Avec la décroissance, il s’agit de sortir d’une société phagocytée par une économie n’ayant pour objectif que la croissance pour la croissance et dont la logique n’est pas de faire croître la production pour satisfaire des besoins constatés, mais de croître à l’infini avec, pour justification, la croissance à l’infini de la consommation. Conséquence : la croissance à l’infini des déchets et de la pollution, bref, la destruction de l’écosystème permettant la survie de l’espèce.

Lancée presque par hasard pour rompre avec la langue de bois du développement durable, la décroissance n’est donc pas au départ un concept. Ce slogan politique provocateur a surtout pour objet de nous faire retrouver le sens des limites ; en particulier, la décroissance n’est ni la récession ni la croissance négative. Devenue rapidement la bannière de ralliement de tous ceux qui aspirent à la construction d’une véritable alternative à la société de consommation écologiquement insoutenable et socialement insupportable, elle constitue désormais une fiction performative pour signifier la nécessité d’une rupture avec la logique productiviste. Le terme décroissance ne doit donc pas être pris au pied de la lettre : décroître pour décroître serait aussi absurde que croître pour croître. Bien entendu, les « décroissants » veulent faire croître la qualité de vie, de l’air, de l’eau et d’une foule de choses que la croissance pour la croissance a détruites. Pour parler de façon rigoureuse, il faudrait utiliser le terme d’a-croissance, comme on parle d’a-théisme. Et c’est d’ailleurs très exactement de l’abandon d’une foi et d’une religion qu’il s’agit : celles du progrès et du développement. Devenir des athées de la croissance et de l’économie.

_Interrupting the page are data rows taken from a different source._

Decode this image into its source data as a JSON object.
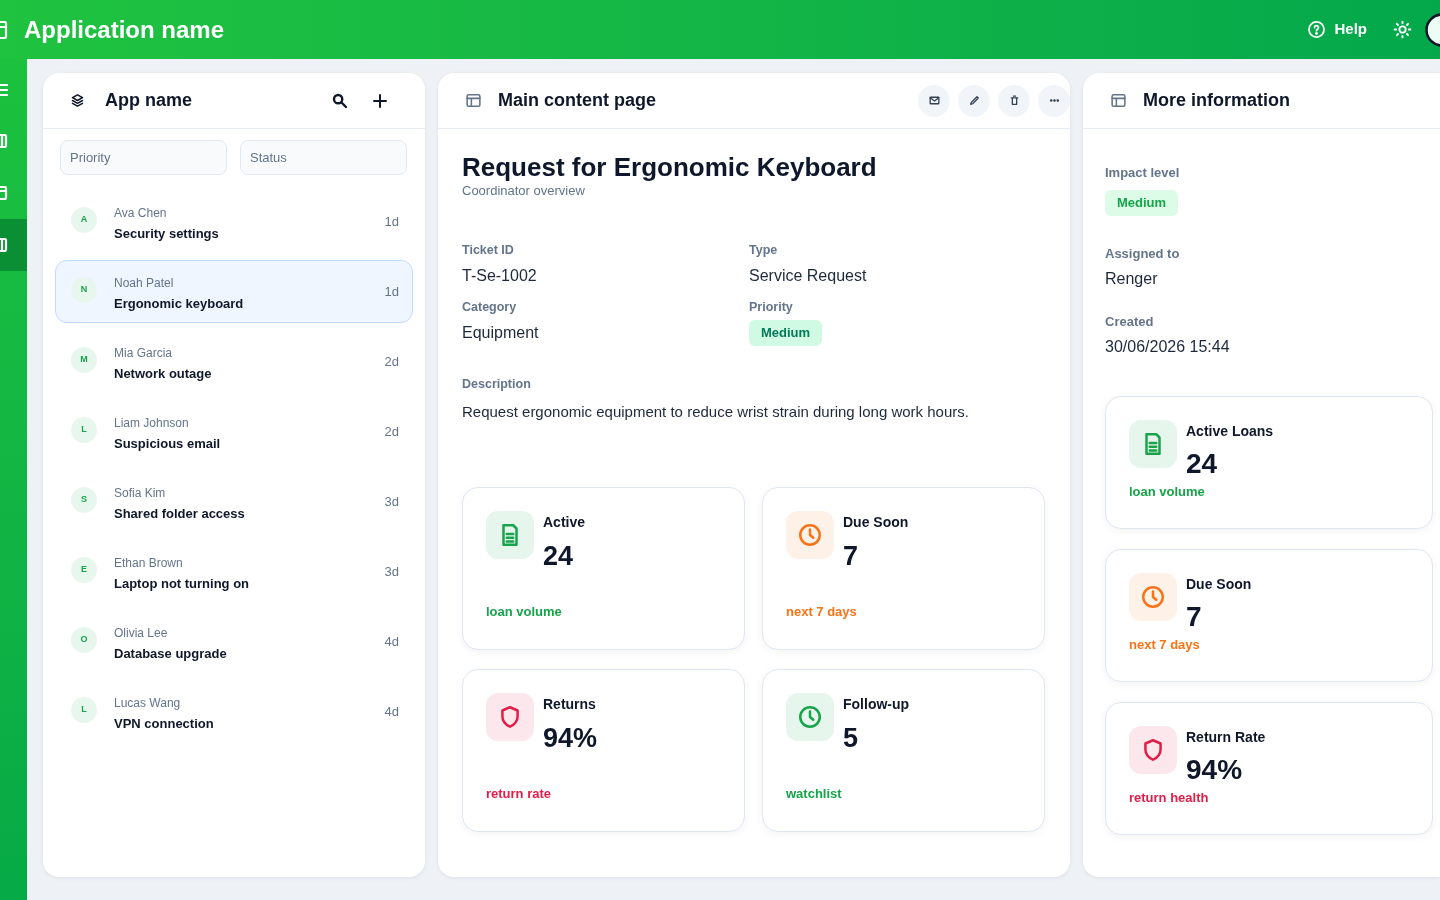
{
  "app": {
    "title": "Application name"
  },
  "top_bar": {
    "help_label": "Help"
  },
  "nav_rail": {
    "items": [
      {
        "selected": false
      },
      {
        "selected": false
      },
      {
        "selected": true
      }
    ]
  },
  "list_panel": {
    "title": "App name",
    "filters": [
      {
        "placeholder": "Priority"
      },
      {
        "placeholder": "Status"
      }
    ],
    "items": [
      {
        "initial": "A",
        "name": "Ava Chen",
        "title": "Security settings",
        "age": "1d",
        "selected": false
      },
      {
        "initial": "N",
        "name": "Noah Patel",
        "title": "Ergonomic keyboard",
        "age": "1d",
        "selected": true
      },
      {
        "initial": "M",
        "name": "Mia Garcia",
        "title": "Network outage",
        "age": "2d",
        "selected": false
      },
      {
        "initial": "L",
        "name": "Liam Johnson",
        "title": "Suspicious email",
        "age": "2d",
        "selected": false
      },
      {
        "initial": "S",
        "name": "Sofia Kim",
        "title": "Shared folder access",
        "age": "3d",
        "selected": false
      },
      {
        "initial": "E",
        "name": "Ethan Brown",
        "title": "Laptop not turning on",
        "age": "3d",
        "selected": false
      },
      {
        "initial": "O",
        "name": "Olivia Lee",
        "title": "Database upgrade",
        "age": "4d",
        "selected": false
      },
      {
        "initial": "L",
        "name": "Lucas Wang",
        "title": "VPN connection",
        "age": "4d",
        "selected": false
      }
    ]
  },
  "main_panel": {
    "title": "Main content page",
    "heading": "Request for Ergonomic Keyboard",
    "subheading": "Coordinator overview",
    "fields": [
      {
        "label": "Ticket ID",
        "value": "T-Se-1002",
        "kind": "text"
      },
      {
        "label": "Type",
        "value": "Service Request",
        "kind": "text"
      },
      {
        "label": "Category",
        "value": "Equipment",
        "kind": "text"
      },
      {
        "label": "Priority",
        "value": "Medium",
        "kind": "badge"
      }
    ],
    "description": {
      "label": "Description",
      "text": "Request ergonomic equipment to reduce wrist strain during long work hours."
    },
    "stats": [
      {
        "kind": "volume",
        "title": "Active",
        "value": "24",
        "caption": "loan volume",
        "color": "#16a34a"
      },
      {
        "kind": "due",
        "title": "Due Soon",
        "value": "7",
        "caption": "next 7 days",
        "color": "#f97316"
      },
      {
        "kind": "rate",
        "title": "Returns",
        "value": "94%",
        "caption": "return rate",
        "color": "#e11d48"
      },
      {
        "kind": "watch",
        "title": "Follow-up",
        "value": "5",
        "caption": "watchlist",
        "color": "#16a34a"
      }
    ]
  },
  "info_panel": {
    "title": "More information",
    "fields": [
      {
        "label": "Impact level",
        "value": "Medium",
        "kind": "badge"
      },
      {
        "label": "Assigned to",
        "value": "Renger",
        "kind": "text"
      },
      {
        "label": "Created",
        "value": "30/06/2026 15:44",
        "kind": "text"
      }
    ],
    "stats": [
      {
        "kind": "volume",
        "title": "Active Loans",
        "value": "24",
        "caption": "loan volume",
        "color": "#16a34a"
      },
      {
        "kind": "due",
        "title": "Due Soon",
        "value": "7",
        "caption": "next 7 days",
        "color": "#f97316"
      },
      {
        "kind": "rate",
        "title": "Return Rate",
        "value": "94%",
        "caption": "return health",
        "color": "#e11d48"
      }
    ]
  }
}
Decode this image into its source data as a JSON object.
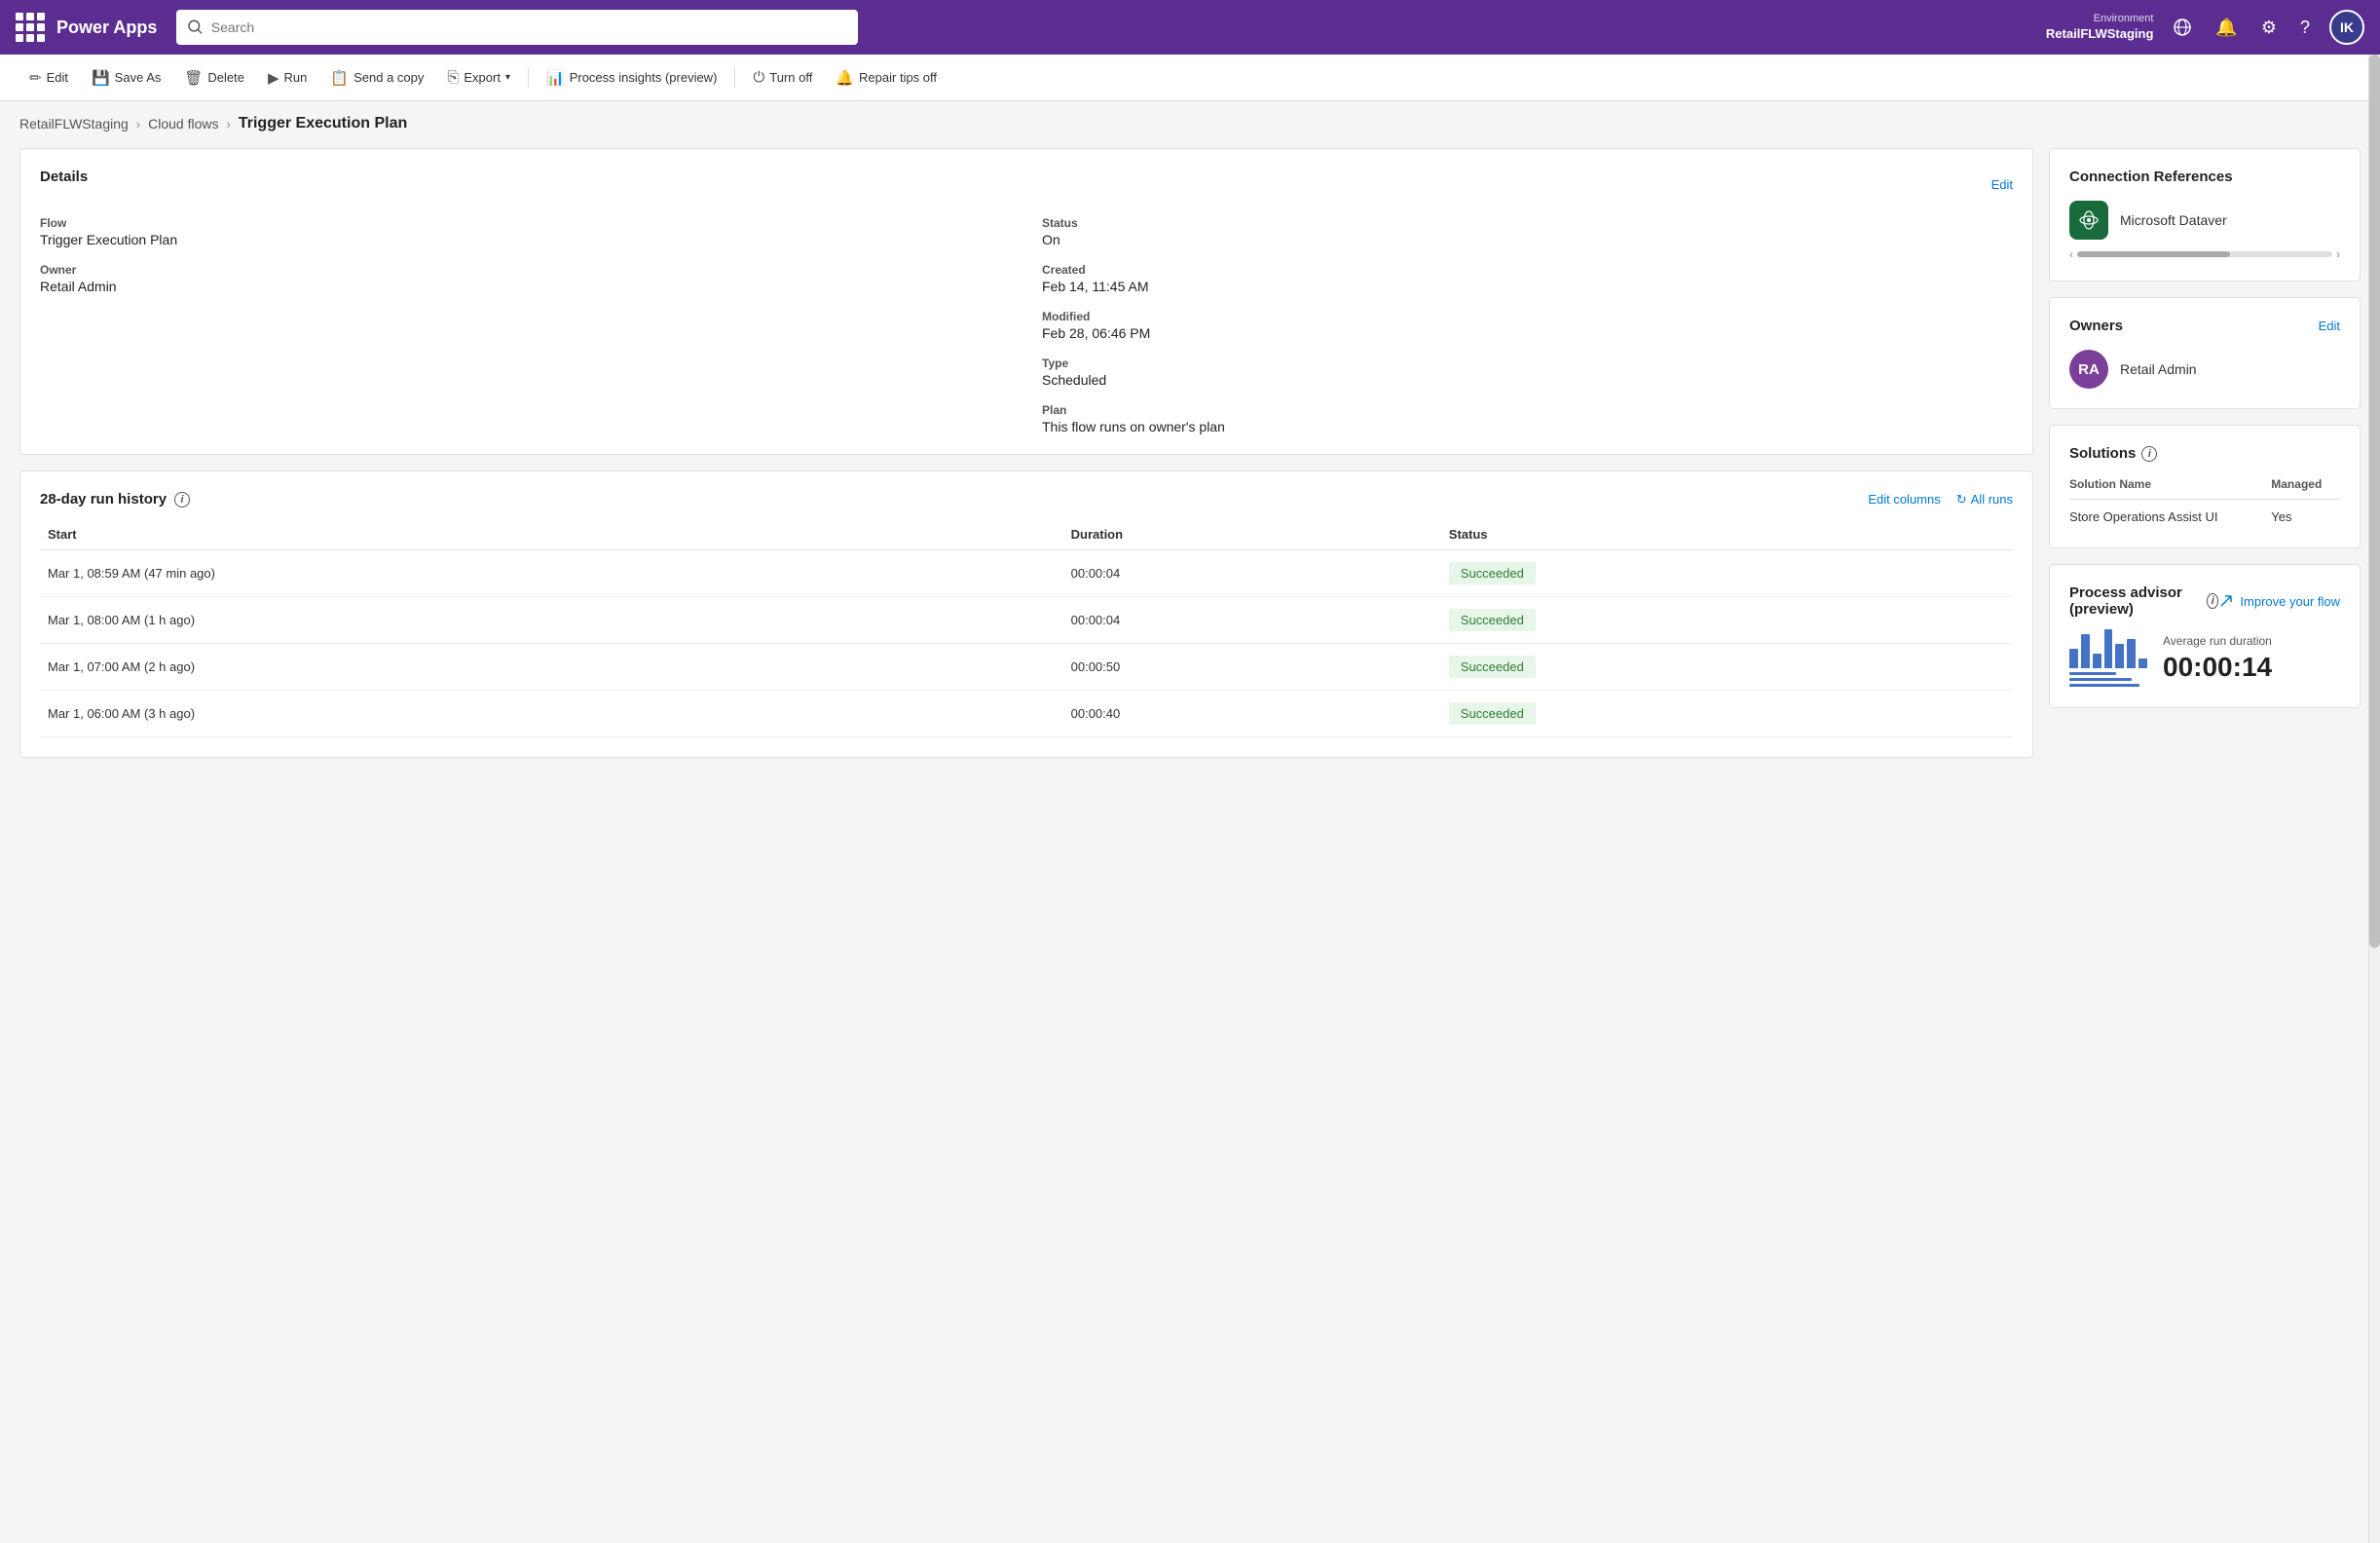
{
  "topnav": {
    "app_name": "Power Apps",
    "search_placeholder": "Search",
    "environment_label": "Environment",
    "environment_name": "RetailFLWStaging",
    "user_initials": "IK"
  },
  "toolbar": {
    "edit_label": "Edit",
    "save_as_label": "Save As",
    "delete_label": "Delete",
    "run_label": "Run",
    "send_copy_label": "Send a copy",
    "export_label": "Export",
    "process_insights_label": "Process insights (preview)",
    "turn_off_label": "Turn off",
    "repair_tips_label": "Repair tips off"
  },
  "breadcrumb": {
    "environment": "RetailFLWStaging",
    "section": "Cloud flows",
    "current": "Trigger Execution Plan"
  },
  "details": {
    "section_title": "Details",
    "edit_label": "Edit",
    "flow_label": "Flow",
    "flow_value": "Trigger Execution Plan",
    "owner_label": "Owner",
    "owner_value": "Retail Admin",
    "status_label": "Status",
    "status_value": "On",
    "created_label": "Created",
    "created_value": "Feb 14, 11:45 AM",
    "modified_label": "Modified",
    "modified_value": "Feb 28, 06:46 PM",
    "type_label": "Type",
    "type_value": "Scheduled",
    "plan_label": "Plan",
    "plan_value": "This flow runs on owner's plan"
  },
  "run_history": {
    "title": "28-day run history",
    "edit_columns_label": "Edit columns",
    "all_runs_label": "All runs",
    "columns": [
      "Start",
      "Duration",
      "Status"
    ],
    "rows": [
      {
        "start": "Mar 1, 08:59 AM (47 min ago)",
        "duration": "00:00:04",
        "status": "Succeeded"
      },
      {
        "start": "Mar 1, 08:00 AM (1 h ago)",
        "duration": "00:00:04",
        "status": "Succeeded"
      },
      {
        "start": "Mar 1, 07:00 AM (2 h ago)",
        "duration": "00:00:50",
        "status": "Succeeded"
      },
      {
        "start": "Mar 1, 06:00 AM (3 h ago)",
        "duration": "00:00:40",
        "status": "Succeeded"
      }
    ]
  },
  "connection_references": {
    "title": "Connection References",
    "connection_name": "Microsoft Dataver"
  },
  "owners": {
    "title": "Owners",
    "edit_label": "Edit",
    "owner_initials": "RA",
    "owner_name": "Retail Admin"
  },
  "solutions": {
    "title": "Solutions",
    "col_name": "Solution Name",
    "col_managed": "Managed",
    "rows": [
      {
        "name": "Store Operations Assist UI",
        "managed": "Yes"
      }
    ]
  },
  "process_advisor": {
    "title": "Process advisor (preview)",
    "improve_flow_label": "Improve your flow",
    "avg_label": "Average run duration",
    "avg_value": "00:00:14",
    "chart_bars": [
      20,
      35,
      15,
      40,
      25,
      30,
      10
    ],
    "chart_lines": [
      60,
      80,
      90
    ]
  }
}
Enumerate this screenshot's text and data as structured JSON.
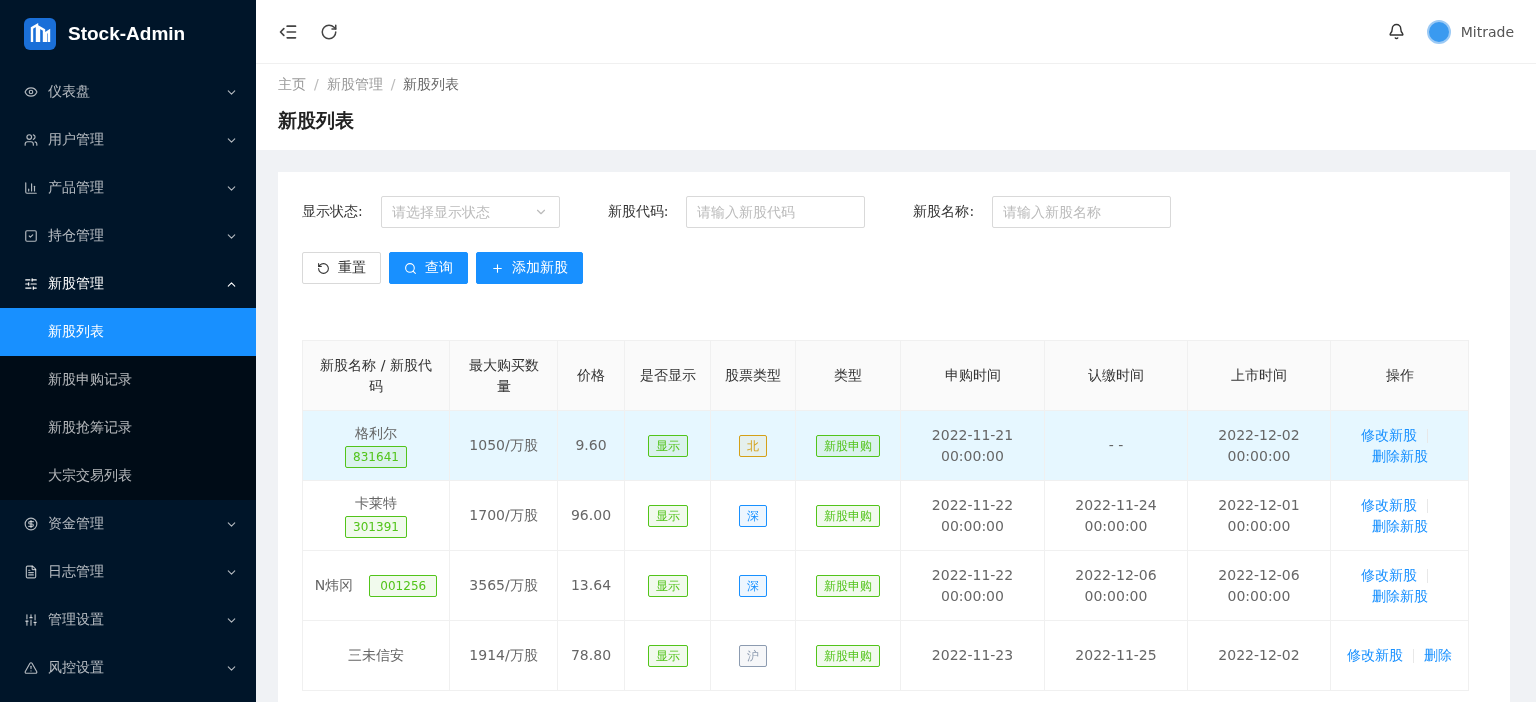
{
  "brand": {
    "name": "Stock-Admin"
  },
  "sidebar": {
    "items": [
      {
        "label": "仪表盘",
        "expanded": false
      },
      {
        "label": "用户管理",
        "expanded": false
      },
      {
        "label": "产品管理",
        "expanded": false
      },
      {
        "label": "持仓管理",
        "expanded": false
      },
      {
        "label": "新股管理",
        "expanded": true,
        "children": [
          {
            "label": "新股列表",
            "selected": true
          },
          {
            "label": "新股申购记录",
            "selected": false
          },
          {
            "label": "新股抢筹记录",
            "selected": false
          },
          {
            "label": "大宗交易列表",
            "selected": false
          }
        ]
      },
      {
        "label": "资金管理",
        "expanded": false
      },
      {
        "label": "日志管理",
        "expanded": false
      },
      {
        "label": "管理设置",
        "expanded": false
      },
      {
        "label": "风控设置",
        "expanded": false
      }
    ]
  },
  "header": {
    "user": "Mitrade"
  },
  "breadcrumb": [
    {
      "kind": "link",
      "label": "主页"
    },
    {
      "kind": "separator",
      "label": "/"
    },
    {
      "kind": "link",
      "label": "新股管理"
    },
    {
      "kind": "separator",
      "label": "/"
    },
    {
      "kind": "current",
      "label": "新股列表"
    }
  ],
  "page_title": "新股列表",
  "filters": [
    {
      "kind": "select",
      "label": "显示状态:",
      "placeholder": "请选择显示状态"
    },
    {
      "kind": "input",
      "label": "新股代码:",
      "placeholder": "请输入新股代码"
    },
    {
      "kind": "input",
      "label": "新股名称:",
      "placeholder": "请输入新股名称"
    }
  ],
  "buttons": [
    {
      "kind": "reset",
      "label": "重置"
    },
    {
      "kind": "search",
      "label": "查询"
    },
    {
      "kind": "add",
      "label": "添加新股"
    }
  ],
  "table": {
    "columns": [
      "新股名称 / 新股代码",
      "最大购买数量",
      "价格",
      "是否显示",
      "股票类型",
      "类型",
      "申购时间",
      "认缴时间",
      "上市时间",
      "操作"
    ],
    "rows": [
      {
        "selected": true,
        "name": "格利尔",
        "code": "831641",
        "code_inline": false,
        "max_qty": "1050/万股",
        "price": "9.60",
        "display": "显示",
        "market": {
          "label": "北",
          "color": "#d4a017"
        },
        "type": "新股申购",
        "subscribe_time": "2022-11-21 00:00:00",
        "pay_time": "- -",
        "list_time": "2022-12-02 00:00:00",
        "actions": [
          "修改新股",
          "删除新股"
        ]
      },
      {
        "selected": false,
        "name": "卡莱特",
        "code": "301391",
        "code_inline": false,
        "max_qty": "1700/万股",
        "price": "96.00",
        "display": "显示",
        "market": {
          "label": "深",
          "color": "#1890ff"
        },
        "type": "新股申购",
        "subscribe_time": "2022-11-22 00:00:00",
        "pay_time": "2022-11-24 00:00:00",
        "list_time": "2022-12-01 00:00:00",
        "actions": [
          "修改新股",
          "删除新股"
        ]
      },
      {
        "selected": false,
        "name": "N炜冈",
        "code": "001256",
        "code_inline": true,
        "max_qty": "3565/万股",
        "price": "13.64",
        "display": "显示",
        "market": {
          "label": "深",
          "color": "#1890ff"
        },
        "type": "新股申购",
        "subscribe_time": "2022-11-22 00:00:00",
        "pay_time": "2022-12-06 00:00:00",
        "list_time": "2022-12-06 00:00:00",
        "actions": [
          "修改新股",
          "删除新股"
        ]
      },
      {
        "selected": false,
        "name": "三未信安",
        "max_qty": "1914/万股",
        "price": "78.80",
        "display": "显示",
        "market": {
          "label": "沪",
          "color": "#8c9bb0"
        },
        "type": "新股申购",
        "subscribe_time": "2022-11-23",
        "pay_time": "2022-11-25",
        "list_time": "2022-12-02",
        "actions": [
          "修改新股",
          "删除"
        ]
      }
    ]
  }
}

L’analyse des « objecteurs de croissance » se distingue des autres critiques contemporaines de l’économie mondialisée en ce qu’elle ne situe pas le cœur du problème dans le néo- ou l’ultralibéralisme, mais dans la logique de croissance perçue comme essence de l’économicité. Son projet n’est pas de substituer une « bonne » économie à une « mauvaise », une « bonne » croissance ou un « bon » développement à de mauvais, en les repeignant en vert ou en social ou en équitable, avec une dose plus ou moins forte de régulation étatique ou d’hybridation par la logique du don et de la solidarité. Il s’agit ni plus ni moins de sortir de l’économie, formule généralement incomprise de nos concitoyens, qui ont du mal à prendre conscience que l’économie est devenue une religion et qu’il s’agit de construire une société laïque. En cela, le projet est bien radical.

La résistance, au sens psychanalytique du terme, au projet de la décroissance, se cache souvent derrière un ergotage sur le mot : ce ne serait pas un mot d’ordre porteur, ce qu’il évoque est ambigu, de plus il est négatif, ce qui est impardonnable dans une société où il faut coûte que coûte « positiver ».

En réalité, dans les milieux de la gauche traditionnelle, même écologiques, l’incompréhension et le refus viscéral de « sortir de l’économie » sont à l’origine de cette allergie. En tant que slogan, le terme décroissance est une trouvaille rhétorique plutôt heureuse parce que sa signification n’est pas totalement négative, en particulier en français. Ainsi, la décrue d’un fleuve dévastateur est une bonne chose. Et, comme le fleuve de l’économie est sorti de son lit, il est éminemment souhaitable de l’y faire rentrer.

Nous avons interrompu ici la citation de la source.